I also remember hiding in the basement of that private school - those were the days when we had drills to prepare for a nuclear bomb. The whole class took refuge in the basement and were told to face the wall. I was 4. For a long time, growing up, if I heard a plane buzzing overhead, I panicked and ran inside since I knew it was the Russians...

ThoughtCriminal

(14,047 posts)
6. I worked in a school district for 10 years
Sat Apr 30, 2022, 10:07 PM
Apr 2022

And one thing that was appalling was the huge amount of administrative resources used to determine eligibility for free/reduced lunches. In addition, there was the cost and time collecting lunch money, hiring cashiers, accounting systems, equipment, collections and a score of other things that I'm forgetting here.

I was pretty sure (but do not have data to confirm) that the cost savings from eliminating all that extra paperwork and time would probably pay the cost of just providing free lunches to all the kids.
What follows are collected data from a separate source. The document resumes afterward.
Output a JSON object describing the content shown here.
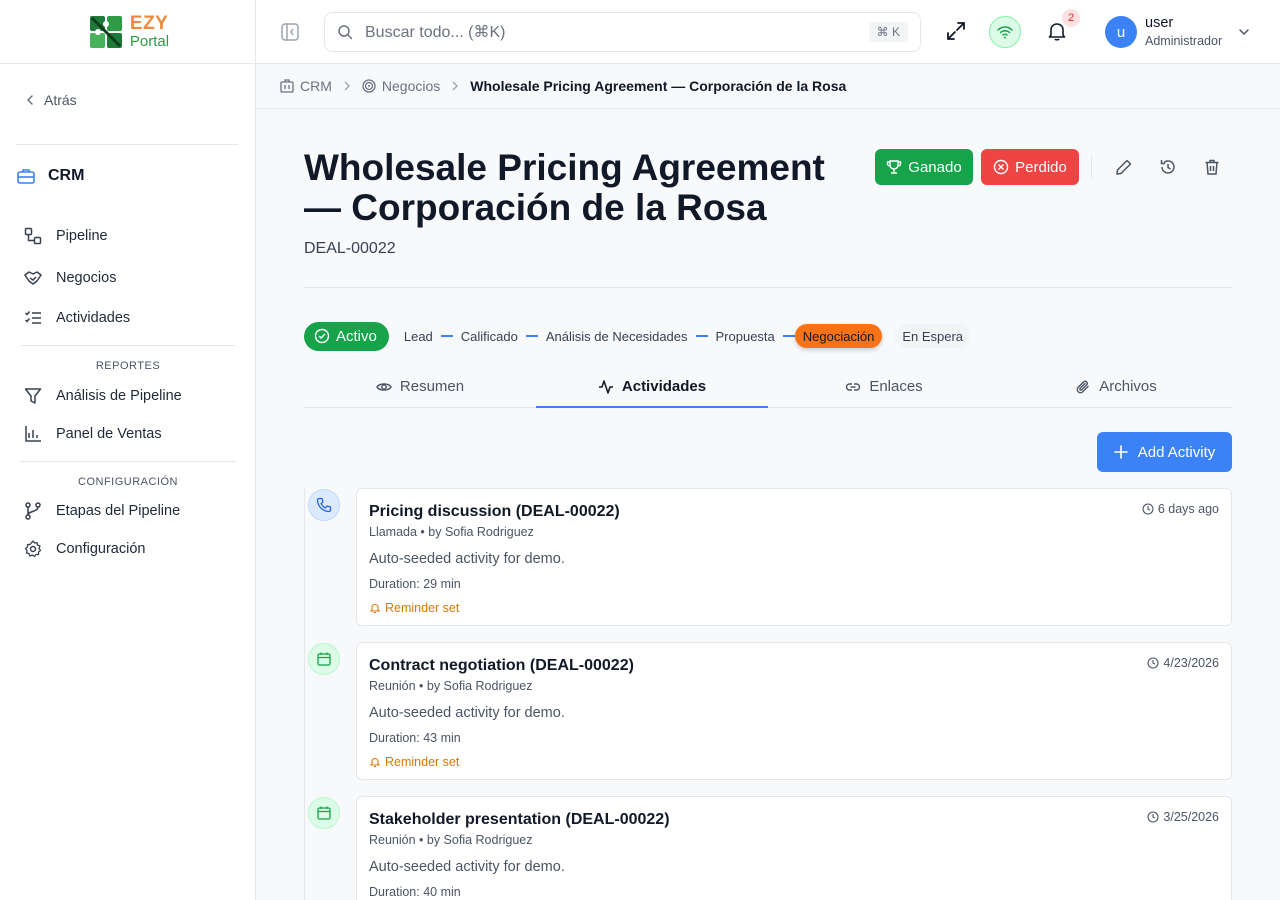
{
  "app": {
    "logo_top": "EZY",
    "logo_bottom": "Portal"
  },
  "sidebar": {
    "back_label": "Atrás",
    "module_label": "CRM",
    "items": [
      {
        "label": "Pipeline",
        "icon": "pipeline-icon"
      },
      {
        "label": "Negocios",
        "icon": "handshake-icon"
      },
      {
        "label": "Actividades",
        "icon": "checklist-icon"
      }
    ],
    "reports_header": "REPORTES",
    "reports": [
      {
        "label": "Análisis de Pipeline",
        "icon": "funnel-icon"
      },
      {
        "label": "Panel de Ventas",
        "icon": "bar-chart-icon"
      }
    ],
    "config_header": "CONFIGURACIÓN",
    "config": [
      {
        "label": "Etapas del Pipeline",
        "icon": "git-branch-icon"
      },
      {
        "label": "Configuración",
        "icon": "gear-icon"
      }
    ]
  },
  "header": {
    "search_placeholder": "Buscar todo... (⌘K)",
    "search_kbd": "⌘ K",
    "notifications_count": "2",
    "user_initial": "u",
    "user_name": "user",
    "user_role": "Administrador"
  },
  "breadcrumb": {
    "items": [
      "CRM",
      "Negocios"
    ],
    "current": "Wholesale Pricing Agreement — Corporación de la Rosa"
  },
  "deal": {
    "title": "Wholesale Pricing Agreement — Corporación de la Rosa",
    "id": "DEAL-00022",
    "won_label": "Ganado",
    "lost_label": "Perdido",
    "status": "Activo",
    "stages": [
      "Lead",
      "Calificado",
      "Análisis de Necesidades",
      "Propuesta",
      "Negociación"
    ],
    "active_stage": "Negociación",
    "hold_stage": "En Espera"
  },
  "tabs": [
    {
      "label": "Resumen",
      "active": false
    },
    {
      "label": "Actividades",
      "active": true
    },
    {
      "label": "Enlaces",
      "active": false
    },
    {
      "label": "Archivos",
      "active": false
    }
  ],
  "add_activity_label": "Add Activity",
  "activities": [
    {
      "title": "Pricing discussion (DEAL-00022)",
      "subtitle": "Llamada • by Sofia Rodriguez",
      "description": "Auto-seeded activity for demo.",
      "duration": "Duration: 29 min",
      "reminder": "Reminder set",
      "date": "6 days ago",
      "icon": "phone-icon"
    },
    {
      "title": "Contract negotiation (DEAL-00022)",
      "subtitle": "Reunión • by Sofia Rodriguez",
      "description": "Auto-seeded activity for demo.",
      "duration": "Duration: 43 min",
      "reminder": "Reminder set",
      "date": "4/23/2026",
      "icon": "calendar-icon"
    },
    {
      "title": "Stakeholder presentation (DEAL-00022)",
      "subtitle": "Reunión • by Sofia Rodriguez",
      "description": "Auto-seeded activity for demo.",
      "duration": "Duration: 40 min",
      "date": "3/25/2026",
      "icon": "calendar-icon"
    }
  ],
  "colors": {
    "accent": "#3b82f6",
    "won": "#16a34a",
    "lost": "#ef4444",
    "active_stage": "#f97316"
  }
}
And while we're at it - let's throw in breakfast too.

PoindexterOglethorpe

(25,862 posts)
8. I suspect you are absolutely right.
Sat Apr 30, 2022, 10:42 PM
Apr 2022

Some years back I had a temp job at a local elementary school. I recall going into the cafeteria to eat, and some teachers commenting that they didn't think they should have to pay for their meals. This was a low income school that (I think) gave free or reduced cost lunches to all of the students, and breakfast to a lot. I realized they were right.

Even in reasonably well off families, the stresses of getting kids off to school and parents off to work in the morning, means breakfast is problematic. Not at all like my childhood in the 1950s and '60s. Public schools should absolutely give free lunch to all students (and probably the teachers) and free breakfast to all is not a bad idea. I have zero idea what this would cost, would add to the yearly school budget, but (speaking as someone without children in the local schools) I am happy to pay for it. I suspect my yearly taxes for this would be less than $100, but if it's more, so be it. I had the benefit of previous people who paid for my education, and I can help pay for the education of the next generation.